Pour relancer nos échanges et éviter les redondances, je propose parfois à mes élèves des pistes d’écriture, des embrayeurs tels que : Si vous ne deviez rester confiné qu’avec une seule personne (célèbre ou pas), qui serait-elle ? Pourquoi ? Quelle sera votre première action en sortant de cette période de confinement ? Si vous ne deviez choisir qu’un objet en confinement, quel serait-il? Pourquoi ? Quel geste du quotidien vous manque le plus ? Aboubacar, autre élève allophone, seul en foyer, profite de ces amorces de phrases pour se dire : « Si je devrais être confiné avec une seule personne, ce sera ma mère. Parce que ça me permettra de passer de plus le temps encore avec elle afin de renforcer l’amour entre nous et s’il s’agit de la fin du monde, je pourrais lui dire combien de fois je l’aime et que j’suis fier qu’elle soit ma mère. Ma première action en sortant de cette période de confinement, je remercierai Dieu de me protéger et partager le reste du monde et je serai très content de rencontrer à nouveau les amis et profs. Si je devais choisir un objet en confinement, sa sera la télévision, parce qu’avec cet objet je suis connecté au monde entier, et je suis au même niveau d’information avec les autres. Le geste du quotidien qui m’a manqué le plus, c’est de ne pas être libre dans mes faits et choix ».

L’école dont on rêve, pour laquelle nous œuvrons et nous battons chaque jour est celle de l’égalité des chances. C’est justement cette valeur qui est en premier lieu interrogée par la « continuité pédagogique », que je préfère nommer « lien pédagogique ». On ne peut en effet pas continuer dans un contexte si éloigné de nos habitudes de classe. Nous nous devons de réinventer, de construire, d’individualiser mais dans un délai si restreint.
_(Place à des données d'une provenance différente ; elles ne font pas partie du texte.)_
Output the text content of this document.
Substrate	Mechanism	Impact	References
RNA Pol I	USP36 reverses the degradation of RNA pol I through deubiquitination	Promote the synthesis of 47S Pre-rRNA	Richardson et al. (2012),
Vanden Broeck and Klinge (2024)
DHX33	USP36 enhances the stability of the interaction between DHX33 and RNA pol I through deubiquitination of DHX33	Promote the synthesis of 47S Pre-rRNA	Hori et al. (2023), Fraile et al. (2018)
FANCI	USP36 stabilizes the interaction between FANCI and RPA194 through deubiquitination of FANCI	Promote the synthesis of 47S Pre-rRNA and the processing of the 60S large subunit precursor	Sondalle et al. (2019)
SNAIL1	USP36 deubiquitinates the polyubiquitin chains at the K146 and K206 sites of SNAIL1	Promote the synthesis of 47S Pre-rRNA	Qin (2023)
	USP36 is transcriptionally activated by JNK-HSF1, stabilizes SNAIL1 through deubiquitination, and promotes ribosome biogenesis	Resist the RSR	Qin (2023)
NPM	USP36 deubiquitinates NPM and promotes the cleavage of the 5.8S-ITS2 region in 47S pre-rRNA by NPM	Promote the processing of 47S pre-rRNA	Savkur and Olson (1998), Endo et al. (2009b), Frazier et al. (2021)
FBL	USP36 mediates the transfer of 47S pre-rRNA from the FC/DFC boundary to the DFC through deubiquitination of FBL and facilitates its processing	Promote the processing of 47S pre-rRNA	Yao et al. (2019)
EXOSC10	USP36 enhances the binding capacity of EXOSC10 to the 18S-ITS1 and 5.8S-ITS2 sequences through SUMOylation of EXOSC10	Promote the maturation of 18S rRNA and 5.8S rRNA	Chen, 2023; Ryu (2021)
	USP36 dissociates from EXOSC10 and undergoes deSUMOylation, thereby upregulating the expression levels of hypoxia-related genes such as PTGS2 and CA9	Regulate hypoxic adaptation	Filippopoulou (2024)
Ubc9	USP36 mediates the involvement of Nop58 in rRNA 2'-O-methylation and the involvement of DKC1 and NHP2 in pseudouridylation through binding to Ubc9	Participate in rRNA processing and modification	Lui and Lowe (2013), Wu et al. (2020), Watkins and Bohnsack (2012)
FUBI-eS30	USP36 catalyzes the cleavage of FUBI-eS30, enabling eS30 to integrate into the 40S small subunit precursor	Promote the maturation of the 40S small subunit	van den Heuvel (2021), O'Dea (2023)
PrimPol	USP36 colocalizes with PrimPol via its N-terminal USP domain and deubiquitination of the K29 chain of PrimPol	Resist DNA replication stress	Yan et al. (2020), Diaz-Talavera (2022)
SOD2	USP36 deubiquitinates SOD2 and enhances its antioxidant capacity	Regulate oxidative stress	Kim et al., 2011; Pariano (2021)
Pallier la déshumanisation de nos cours

Nous le savons bien, un cours est motivant quand l’enseignant le vit, le transmet avec toute sa foi. Nos élèves en grande difficulté finissent par se réconcilier avec l’école parce que nous réussissons à leur faire croire en eux, à les encourager et sans doute parce qu’ils nous apprécient. Nous transmettons des savoirs, des compétences mais aussi des valeurs.

Au-delà de la fracture numérique, flagrante en lycée professionnel, se posent les questions sociales, culturelles et éthiques. Comment entrer dans tous les foyers dans une période où toutes les émotions, toutes les inégalités s’exacerbent ? Comment offrir à chacun les mêmes outils, la même force d’y croire et d’avancer, sans être physiquement à leurs côtés ? Certains sont si seuls. Alors, puisse l’unique acte d’écrire, pour eux mais aussi pour nous, les aider et les apaiser ; et nous permettre de mieux nous retrouver après le tumulte.

« Je remercie tous les médecins et les infirmiers, pompiers, polices qui sont la 24/24, 7/7 pour leur courage et leur détermination. Tous ceux qui sont là pour nous protéger : comme nos parents, nos professeurs, nos éducateurs, les bénévoles. Que le bon dieu veille sur nous et nous donne la solution pour vaincre ce virus. Qui nous prive de notre propre liberté. J’espère qu’ensemble on va y arriver, tous s’en sortir. » finira Mahamadou-Nana.

Mes collègues et moi nous étonnons parfois d’être le seul contact social pour certaines familles… L’enseignant, ne pourra pas être remplacé par des outils numériques. Il est un des garants de la cohésion sociale.